I am a mere amateur at this extremist thing. I first met Joanne Cash, 42, on a boat in Ibiza, and while she seemed incredibly clever, I assumed she was another island idiot on the search for a good time. Joanne was not an idiot; she just got about more than the average bluestocking. She has been a successful barrister, working with a think tank on the side, and campaigning for freedom of expression. She stood for parliament and now has a small child and oh yes, three different occupations. She wanted to be at home with her child, so she retrained as an interior designer. She also develops property and does some consultancy that I am not allowed to know about. It all sounds very James Bond.
Living to excess
Britt Lintner is 40 and works in finance, in a job that demands 10-hour days followed by business dinners and events. I have no idea how she managed until recently to run a successful workwear label for city women, crop up on the social pages every now and again, plus have the coolest circle of girlfriends. She always looks impeccable. I swear she can stretch the space-time continuum to suit her schedule.

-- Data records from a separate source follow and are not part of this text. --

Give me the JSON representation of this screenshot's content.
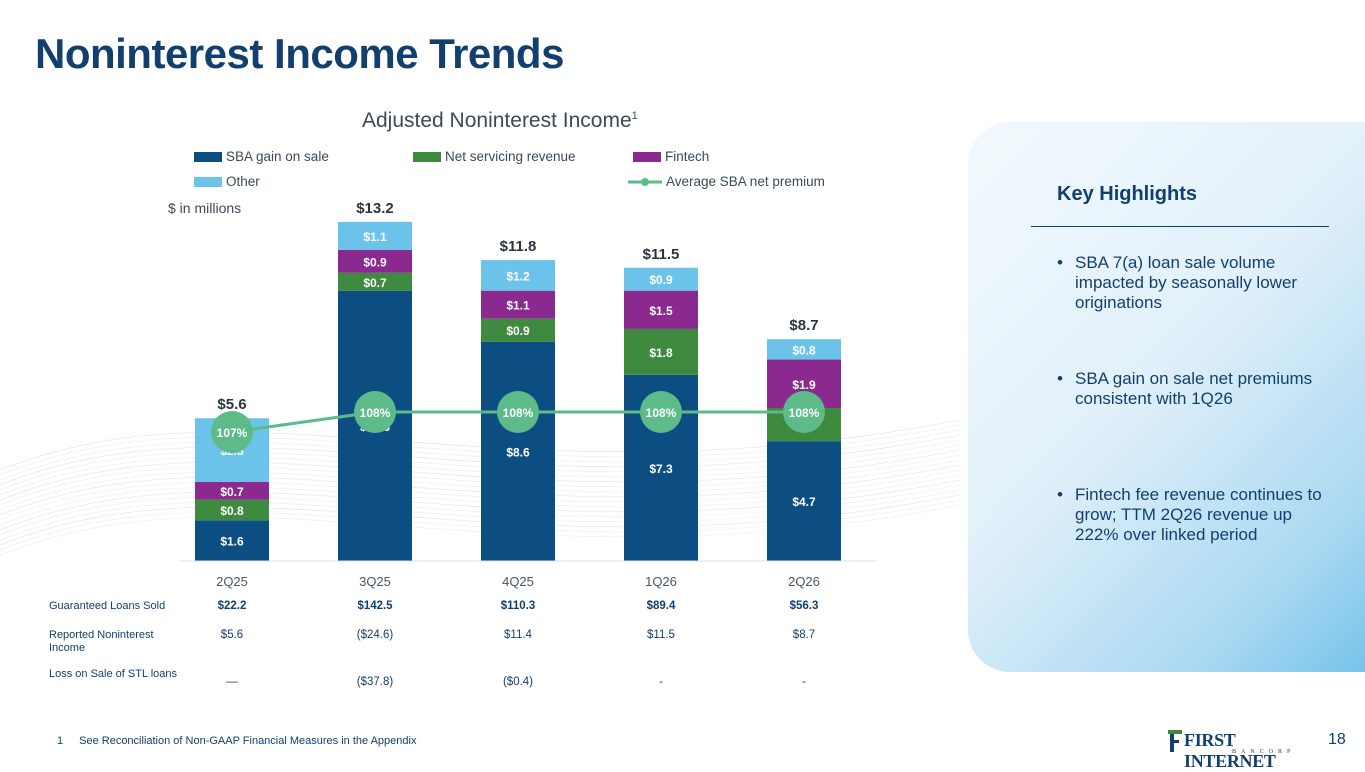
{
  "title": "Noninterest Income Trends",
  "chart_title": "Adjusted Noninterest Income",
  "chart_title_sup": "1",
  "units_label": "$ in millions",
  "chart_data": {
    "type": "bar",
    "stacked": true,
    "categories": [
      "2Q25",
      "3Q25",
      "4Q25",
      "1Q26",
      "2Q26"
    ],
    "series": [
      {
        "name": "SBA gain on sale",
        "color": "#0d4e82",
        "values": [
          1.6,
          10.6,
          8.6,
          7.3,
          4.7
        ],
        "labels": [
          "$1.6",
          "$10.6",
          "$8.6",
          "$7.3",
          "$4.7"
        ]
      },
      {
        "name": "Net servicing revenue",
        "color": "#3e8a3f",
        "values": [
          0.8,
          0.7,
          0.9,
          1.8,
          1.3
        ],
        "labels": [
          "$0.8",
          "$0.7",
          "$0.9",
          "$1.8",
          "$1.3"
        ]
      },
      {
        "name": "Fintech",
        "color": "#8a2a8f",
        "values": [
          0.7,
          0.9,
          1.1,
          1.5,
          1.9
        ],
        "labels": [
          "$0.7",
          "$0.9",
          "$1.1",
          "$1.5",
          "$1.9"
        ]
      },
      {
        "name": "Other",
        "color": "#6cc3ea",
        "values": [
          2.5,
          1.1,
          1.2,
          0.9,
          0.8
        ],
        "labels": [
          "$2.5",
          "$1.1",
          "$1.2",
          "$0.9",
          "$0.8"
        ]
      }
    ],
    "totals": [
      "$5.6",
      "$13.2",
      "$11.8",
      "$11.5",
      "$8.7"
    ],
    "line_series": {
      "name": "Average SBA net premium",
      "color": "#5dbb8a",
      "values": [
        107,
        108,
        108,
        108,
        108
      ],
      "labels": [
        "107%",
        "108%",
        "108%",
        "108%",
        "108%"
      ]
    },
    "legend_placement": "top",
    "grid": false
  },
  "table": {
    "rows": [
      {
        "label": "Guaranteed Loans Sold",
        "bold": true,
        "values": [
          "$22.2",
          "$142.5",
          "$110.3",
          "$89.4",
          "$56.3"
        ]
      },
      {
        "label": "Reported Noninterest Income",
        "bold": false,
        "values": [
          "$5.6",
          "($24.6)",
          "$11.4",
          "$11.5",
          "$8.7"
        ]
      },
      {
        "label": "Loss on Sale of STL loans",
        "bold": false,
        "values": [
          "—",
          "($37.8)",
          "($0.4)",
          "-",
          "-"
        ]
      }
    ]
  },
  "footnote": {
    "num": "1",
    "text": "See Reconciliation of Non-GAAP Financial Measures in the Appendix"
  },
  "highlights": {
    "title": "Key Highlights",
    "bullets": [
      "SBA 7(a) loan sale volume impacted by seasonally lower originations",
      "SBA gain on sale net premiums consistent with 1Q26",
      "Fintech fee revenue continues to grow; TTM 2Q26 revenue up 222% over linked period"
    ]
  },
  "logo": {
    "text": "FIRST INTERNET",
    "sub": "BANCORP"
  },
  "page_number": "18"
}
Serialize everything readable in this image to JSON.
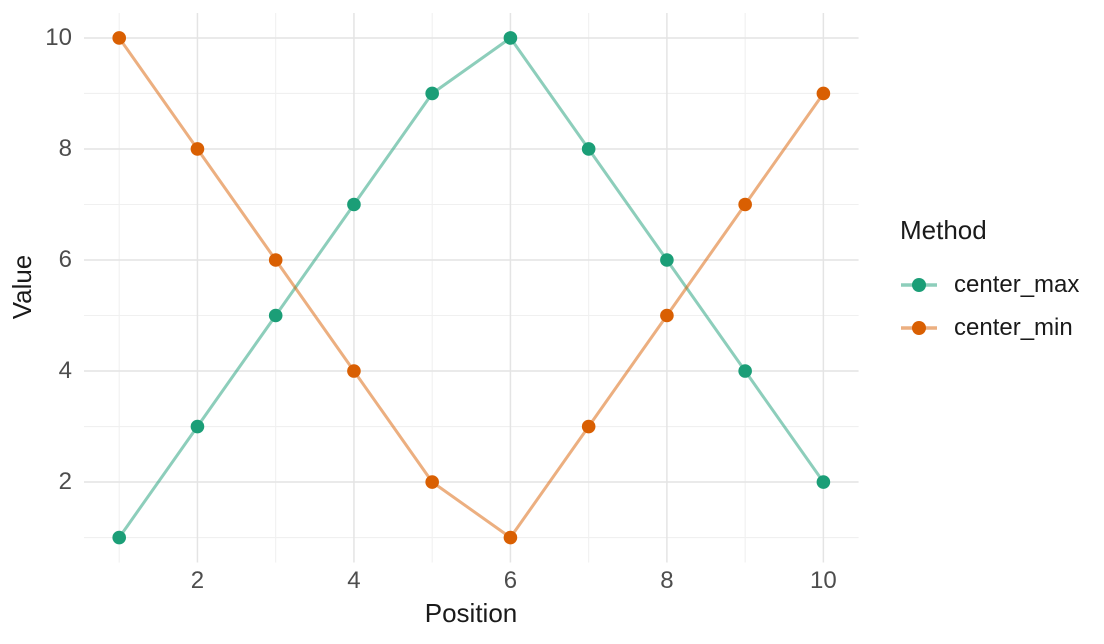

Can I ask you a few questions about your portfolio life, I ask her, politely. “Yup, make it quick.” Why is she such a dynamo? “I’m curious, get bored quickly and have a thirst for knowledge. It makes for a fun life journey. Next!” Britt doesn’t think she’s big or clever. Like me, she gets slightly exasperated by herself: “I am a blue-arsed fly with no attention span, I have no life balance.”
Professor Marvin Zuckerman came up with the Sensation Seeking Scale (SSS). I’ll spare you the science bits, but he thinks everyone sits on the SSS and you are born that way. If your sensation seeking isn’t directed into the positive – snowboarding, skydiving, or feats of professional impossibility – it will be directed into doing risky things with bad men and partying like it’s 1999 every day.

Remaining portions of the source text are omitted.